En el caso que nos ocupa, “resolver el problema” consistirá en reducir al mínimo posible el número de mujeres asesinadas por sus parejas o ex-parejas. ¿Seguro que lo único que necesitamos para lograrlo es “más feminismo”? No cabe duda de que una sociedad más comprometida con los valores del feminismo será una sociedad mucho mejor en términos generales, pero sí que pueden caber muchísimas dudas, y es honesto y deseable que nos quepan, sobre si uno u otro problema en concreto de los que sufren más acusadamente las mujeres se podrá resolver significativamente sólo con unas cuantas dosis más de feminismo aplicadas no se sabe muy bien dónde ni cómo, o si vendría bien, además, forzar la imaginación y poner a prueba otras hipótesis. Las estadísticas de Naciones Unidas muestran, por ejemplo, que el principal factor que permite predecir la magnitud de la violencia contra la mujer en un país es su nivel de pobreza. Pero también muestran, curiosamente, que países más ricos y más comprometidos con la igualdad de la mujer que el nuestro (Suecia, Finlandia...) sufren una tasa significativamente mayor de asesinatos de este tipo.

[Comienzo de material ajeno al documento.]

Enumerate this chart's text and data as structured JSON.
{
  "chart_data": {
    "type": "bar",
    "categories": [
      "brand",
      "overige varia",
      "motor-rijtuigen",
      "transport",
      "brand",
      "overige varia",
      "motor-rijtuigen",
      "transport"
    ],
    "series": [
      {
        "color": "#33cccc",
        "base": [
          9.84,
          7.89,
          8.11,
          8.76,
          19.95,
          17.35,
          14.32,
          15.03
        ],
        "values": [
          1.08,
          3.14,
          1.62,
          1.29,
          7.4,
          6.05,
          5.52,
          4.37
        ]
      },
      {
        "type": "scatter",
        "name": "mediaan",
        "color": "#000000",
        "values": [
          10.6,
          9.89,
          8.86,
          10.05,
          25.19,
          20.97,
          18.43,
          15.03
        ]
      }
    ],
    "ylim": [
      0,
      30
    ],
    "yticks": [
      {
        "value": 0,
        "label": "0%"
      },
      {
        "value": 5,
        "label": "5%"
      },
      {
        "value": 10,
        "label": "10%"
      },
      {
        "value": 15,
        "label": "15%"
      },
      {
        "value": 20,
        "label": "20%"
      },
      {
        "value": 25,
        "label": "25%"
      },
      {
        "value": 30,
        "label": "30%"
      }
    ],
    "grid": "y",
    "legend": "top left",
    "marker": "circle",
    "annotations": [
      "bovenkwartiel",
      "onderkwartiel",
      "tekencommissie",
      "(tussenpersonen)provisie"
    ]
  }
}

Para resolver problemas serios y complejos no podemos prescindir de una investigación científica
De hecho, España es uno de los cinco o seis países de todo el mundo en el que la violencia contra la mujer es menor (cf. www.womanstats.org). Imaginemos que una delegación de Bangladesh, Nigeria y Perú, países que caen en el extremo opuesto de esas funestas estadísticas, se preguntase cómo reducir el número de asesinatos de mujeres a manos de sus parejas, y tan solo les respondiéramos que “lo que tienen que hacer es lo que ha hecho España”. El problema es que, en gran medida, no sabemos qué es lo que ha hecho España “para” tener la relativamente baja tasa de feminicidios que tiene, en comparación con otros países, en parte porque la tasa lleva siendo comparativamente más baja desde mucho antes de que se pensara en este asunto como en un grave problema social. Me temo, pues, que limitarse a poner a España como ejemplo no ayudará gran cosa al resto de los países, ni apostar todo nuestro esfuerzo intelectual a que “lo único que hace falta es más feminismo” contribuirá perceptiblemente a que en los próximos cinco o diez años descienda el número de mujeres asesinadas en nuestro país. Lo que necesitamos es saber, y no sólo querer y creer, o querer creer.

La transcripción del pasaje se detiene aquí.